Japanese households became the most pessimistic they've been in almost four years in November as fuel and food prices rose even while wage growth remained stationary, leaving consumers even less willing and able to spend. An index that measures confidence among households with two or more people slid to 39.8 last month from 42.8 in October, the Cabinet Office said in Tokyo today. A reading below 50 means pessimists outnumber optimists.
The drop prompted the government to cut its assessment of consumer confidence for a second straight month, the first back- to-back downgrade ever. Slower consumer spending at a time when demand in Japan's major export markets may be waning will almost certainly compel the central bank to keep borrowing costs oh hold in coming months.
Economy Watchers Index
More indication that the demand internal situation in Japan continues to deteriorate was provided earlier in the week by the latest indication of the Economy Watchers Index. This survey of barbers, shopkeepers and others who deal with consumers, fell for an eighth month to 38.8 from 41.5 in October, according to the Cabinet Office in Tokyo yesterday (Japanese only at present). A number less than 50 means pessimists outnumber optimists.
And we haven't seen the bottom of this yet, since merchants expect conditions to deteriorate in the next two to three months. The outlook index fell to 38.8, the lowest since March 2003, from 43.1 in October, and the Cabinet Office downgraded its assessment for the index for a second month, saying that sentiment is "very weak" having described it simply as "weak" in October.
And confidence at small businesses, which employ more than half of the Japan's workforce, is deteriorating according to an index of sentiment published by the Shoko Chukin Bank.
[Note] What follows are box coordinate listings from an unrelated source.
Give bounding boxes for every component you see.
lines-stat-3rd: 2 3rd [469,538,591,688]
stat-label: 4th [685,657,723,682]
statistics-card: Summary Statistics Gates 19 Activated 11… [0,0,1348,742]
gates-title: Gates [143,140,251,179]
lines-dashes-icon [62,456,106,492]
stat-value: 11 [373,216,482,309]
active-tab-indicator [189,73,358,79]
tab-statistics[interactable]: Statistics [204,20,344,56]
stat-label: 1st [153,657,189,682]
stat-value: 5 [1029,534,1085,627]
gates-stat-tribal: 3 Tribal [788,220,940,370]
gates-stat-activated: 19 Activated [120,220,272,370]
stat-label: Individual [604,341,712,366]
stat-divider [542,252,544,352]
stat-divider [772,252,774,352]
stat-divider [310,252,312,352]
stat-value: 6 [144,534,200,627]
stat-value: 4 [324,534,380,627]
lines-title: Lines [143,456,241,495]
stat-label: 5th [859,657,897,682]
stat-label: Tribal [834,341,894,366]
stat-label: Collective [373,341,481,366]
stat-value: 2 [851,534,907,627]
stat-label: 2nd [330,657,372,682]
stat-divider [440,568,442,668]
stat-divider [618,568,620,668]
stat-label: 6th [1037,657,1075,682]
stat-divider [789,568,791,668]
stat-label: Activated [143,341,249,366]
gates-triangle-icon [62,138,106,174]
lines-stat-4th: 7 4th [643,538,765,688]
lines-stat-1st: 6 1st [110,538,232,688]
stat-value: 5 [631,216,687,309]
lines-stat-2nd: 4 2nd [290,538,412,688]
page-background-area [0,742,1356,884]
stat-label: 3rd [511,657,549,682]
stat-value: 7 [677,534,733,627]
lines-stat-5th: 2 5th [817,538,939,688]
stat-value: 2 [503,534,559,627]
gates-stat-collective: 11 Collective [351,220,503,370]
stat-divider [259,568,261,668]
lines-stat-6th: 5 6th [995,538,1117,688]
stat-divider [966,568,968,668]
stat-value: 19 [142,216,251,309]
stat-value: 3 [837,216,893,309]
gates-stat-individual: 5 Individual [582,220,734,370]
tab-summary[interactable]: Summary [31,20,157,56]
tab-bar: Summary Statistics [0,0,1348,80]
This survey is carried out among small and midsized companies, and fell to 46.9 in November, the eighth straight month pessimists outnumbered optimists.
Exports and Machinery Orders
On a more positive note, Japan's October machinery orders rose at a rapid 18.7% year on year clip, signaling that companies have been increasing spending plans to meet Asian and European demand for chips, cars and electronics. Private sector orders climbed 12.7 percent to 1.08 trillion yen ($9.7 billion) from September, when they fell 7.6 percent, the Cabinet Office said in Tokyo today. But the biggest push came from government orders (up 21.6%) and overseas demand (up 16%). As can be seen in the chart below (click-over for better viewing), overseas demand has been much stronger than total domestic in recent months.
Orders for manufacturing equipment climbed 10.2 percent, the Cabinet Office said. Service companies increased orders 8.8 percent. Machinery orders indicate business investment in the next three to six months.
Exports to China and Europe, we should remember, surged to a record in October prompting companies to spend more on factories and equipment. And just to remind us of this I am again reproducing the key chart, which indicates just how the composition of Japanese exports is changing, with Europe and China more than making up for an absolute and relative decline in the importance of exports to the US (on all of which see this post here).
Sales overseas, we should remember, were responsible for almost all of Japan's economic growth in the third quarter. But we should also remember that the Economies of Japan's European customers are now slowing, while China is entering a "battle of the titans" type confrontation with an inflation process which is increasingly getting out of control, with an uncertain prognosis over the immediate and mid-term future.